While there are no cities without planners, Bertaud points out that the world-wide range of cities goes from Houston, where there is almost no government intrusion into land markets, to some capital cities such as Brasilia, which were almost completely centrally planned. The comparative experiences within this range has persuaded Bertaud that cities that rely more on markets and less on planning to determine land uses are more affordable, more mobile, and more productive. This is an essential book in the Antiplanner’s library.
Cities are the way they are due to the evolutionary circumstances that made them. Geography.
New York is an Island near water, Baltimore has a harbor, some cities exist in valleys where they were well protected from invaders, blah blah blah. Economics didn’t matter until they 20th century. By then, the economies of scale already had a workforce, technologies, infrastructure put into place. But even now cities are losing populations to superior offers.
China is the embodiment of mass urbanization, done on purpose but it’s skyscraper boom and massive over building are the epitome of inevitable poor economic indicator. Nevermind the fact they don’t know how to handle the infrastructure overload and how they’re going to afford it.
Bertaud is a fascinating writer and researcher. One of his most interesting papers to date was one he wrote in the mid-1990s examining nascent trends in land markets in former Soviet cities (see here). I’m sure he covered this in his book. Similar results have been documented in places like Poland. It is amazing how quickly new urban forms can emerge when the shackles of central planning are removed.
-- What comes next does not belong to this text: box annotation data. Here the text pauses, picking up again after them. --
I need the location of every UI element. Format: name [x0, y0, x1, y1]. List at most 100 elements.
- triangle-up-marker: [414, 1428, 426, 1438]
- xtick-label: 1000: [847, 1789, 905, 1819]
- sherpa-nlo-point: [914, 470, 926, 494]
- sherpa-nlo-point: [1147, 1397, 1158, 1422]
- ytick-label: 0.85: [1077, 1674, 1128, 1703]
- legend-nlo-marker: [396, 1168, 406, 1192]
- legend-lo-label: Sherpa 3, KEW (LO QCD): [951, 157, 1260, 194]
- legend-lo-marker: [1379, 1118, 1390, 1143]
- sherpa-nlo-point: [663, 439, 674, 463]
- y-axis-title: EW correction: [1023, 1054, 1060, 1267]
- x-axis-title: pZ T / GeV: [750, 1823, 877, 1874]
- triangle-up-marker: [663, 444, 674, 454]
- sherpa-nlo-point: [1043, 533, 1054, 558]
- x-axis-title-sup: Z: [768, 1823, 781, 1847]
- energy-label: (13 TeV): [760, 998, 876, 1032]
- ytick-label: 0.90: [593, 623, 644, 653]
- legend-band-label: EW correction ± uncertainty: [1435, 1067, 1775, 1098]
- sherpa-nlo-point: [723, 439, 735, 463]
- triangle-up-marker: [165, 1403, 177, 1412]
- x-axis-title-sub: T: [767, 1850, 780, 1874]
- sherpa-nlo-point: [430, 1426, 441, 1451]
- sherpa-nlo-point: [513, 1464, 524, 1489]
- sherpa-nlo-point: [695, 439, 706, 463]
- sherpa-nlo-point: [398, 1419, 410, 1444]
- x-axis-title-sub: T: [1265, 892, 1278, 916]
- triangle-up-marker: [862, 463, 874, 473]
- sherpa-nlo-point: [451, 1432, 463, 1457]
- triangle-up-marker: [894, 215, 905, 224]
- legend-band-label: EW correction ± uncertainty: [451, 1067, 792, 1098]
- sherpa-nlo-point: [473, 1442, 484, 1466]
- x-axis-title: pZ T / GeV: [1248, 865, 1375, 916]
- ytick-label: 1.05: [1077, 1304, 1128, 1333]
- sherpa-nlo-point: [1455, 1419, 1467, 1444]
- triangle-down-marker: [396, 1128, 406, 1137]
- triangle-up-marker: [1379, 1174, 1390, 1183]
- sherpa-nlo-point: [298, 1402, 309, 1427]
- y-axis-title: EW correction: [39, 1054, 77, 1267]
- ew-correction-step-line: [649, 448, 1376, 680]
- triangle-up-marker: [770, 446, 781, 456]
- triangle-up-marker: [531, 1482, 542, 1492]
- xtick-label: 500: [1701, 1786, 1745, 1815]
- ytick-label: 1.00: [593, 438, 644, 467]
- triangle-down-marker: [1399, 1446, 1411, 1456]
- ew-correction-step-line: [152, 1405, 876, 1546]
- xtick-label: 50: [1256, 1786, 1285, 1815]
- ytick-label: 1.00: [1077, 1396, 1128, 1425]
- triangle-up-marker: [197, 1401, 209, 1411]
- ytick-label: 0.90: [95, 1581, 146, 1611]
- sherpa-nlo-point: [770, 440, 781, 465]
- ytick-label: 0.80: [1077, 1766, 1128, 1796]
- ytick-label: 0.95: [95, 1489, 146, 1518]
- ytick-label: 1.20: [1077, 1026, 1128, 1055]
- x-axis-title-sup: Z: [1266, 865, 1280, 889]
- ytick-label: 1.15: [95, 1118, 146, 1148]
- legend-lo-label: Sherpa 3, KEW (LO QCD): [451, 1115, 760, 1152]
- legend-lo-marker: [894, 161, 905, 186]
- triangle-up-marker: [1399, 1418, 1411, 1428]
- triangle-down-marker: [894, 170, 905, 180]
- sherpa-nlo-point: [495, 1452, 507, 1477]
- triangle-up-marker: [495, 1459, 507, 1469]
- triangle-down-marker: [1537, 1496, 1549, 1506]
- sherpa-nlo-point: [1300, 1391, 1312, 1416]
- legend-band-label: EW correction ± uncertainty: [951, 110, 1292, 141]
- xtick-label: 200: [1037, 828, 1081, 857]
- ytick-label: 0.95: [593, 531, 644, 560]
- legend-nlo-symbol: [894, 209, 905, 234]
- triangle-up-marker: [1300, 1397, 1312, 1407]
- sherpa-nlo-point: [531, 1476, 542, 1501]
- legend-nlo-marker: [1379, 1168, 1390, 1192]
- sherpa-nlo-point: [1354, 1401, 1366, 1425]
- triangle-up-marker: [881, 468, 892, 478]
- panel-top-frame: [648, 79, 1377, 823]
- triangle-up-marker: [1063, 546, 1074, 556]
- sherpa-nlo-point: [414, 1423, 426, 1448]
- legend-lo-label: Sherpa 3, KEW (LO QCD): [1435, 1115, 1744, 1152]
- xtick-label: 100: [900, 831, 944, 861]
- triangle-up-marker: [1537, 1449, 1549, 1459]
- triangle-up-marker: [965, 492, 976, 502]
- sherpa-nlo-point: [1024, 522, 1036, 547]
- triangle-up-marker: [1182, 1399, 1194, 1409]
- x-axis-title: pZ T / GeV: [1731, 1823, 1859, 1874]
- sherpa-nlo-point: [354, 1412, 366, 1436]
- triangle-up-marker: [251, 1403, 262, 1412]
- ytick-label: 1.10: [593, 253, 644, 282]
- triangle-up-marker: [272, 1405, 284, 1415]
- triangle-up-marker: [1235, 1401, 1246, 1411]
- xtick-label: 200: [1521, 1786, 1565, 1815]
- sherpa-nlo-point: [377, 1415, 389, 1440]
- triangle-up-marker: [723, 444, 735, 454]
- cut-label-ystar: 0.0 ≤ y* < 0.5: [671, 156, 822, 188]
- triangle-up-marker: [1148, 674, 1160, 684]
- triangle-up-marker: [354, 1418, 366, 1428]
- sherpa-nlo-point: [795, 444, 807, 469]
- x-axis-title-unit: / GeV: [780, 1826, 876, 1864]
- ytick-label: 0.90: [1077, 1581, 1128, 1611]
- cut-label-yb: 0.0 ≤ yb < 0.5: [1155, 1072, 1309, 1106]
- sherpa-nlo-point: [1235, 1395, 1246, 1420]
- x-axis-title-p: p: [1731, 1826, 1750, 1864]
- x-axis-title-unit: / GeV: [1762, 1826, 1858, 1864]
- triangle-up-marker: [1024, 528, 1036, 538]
I’m sure the book is interesting and has some insights. However, Bertaud’s credibility is suspect since he did attend the “American Dream” (sic) conference and has worked with that charlatan now in his dotage, Wendell Cox.
http://www.planetizen.com/blogs/103583-order-without-design-pro-housing-pro-infrastructure convinces me to buy Bertaud’s book, not Randal’s post.
Houston is not a city it’s a nightmare, mostly a place where people drive to skyscrapers.
So abysmal, they used it as the actual backdrop for the movie Robocop………..
Have you been to Houston? It’s really not much different from any other major metro area. In many ways, I found it better.
As for msetty, well, I suppose his opinions are suspect because he does goats on his sister’s ranch, where he lives.
Anybody in a city with diagonal streets curses the planner who thought diagonal streets were somehow more efficient or made the maps look cool.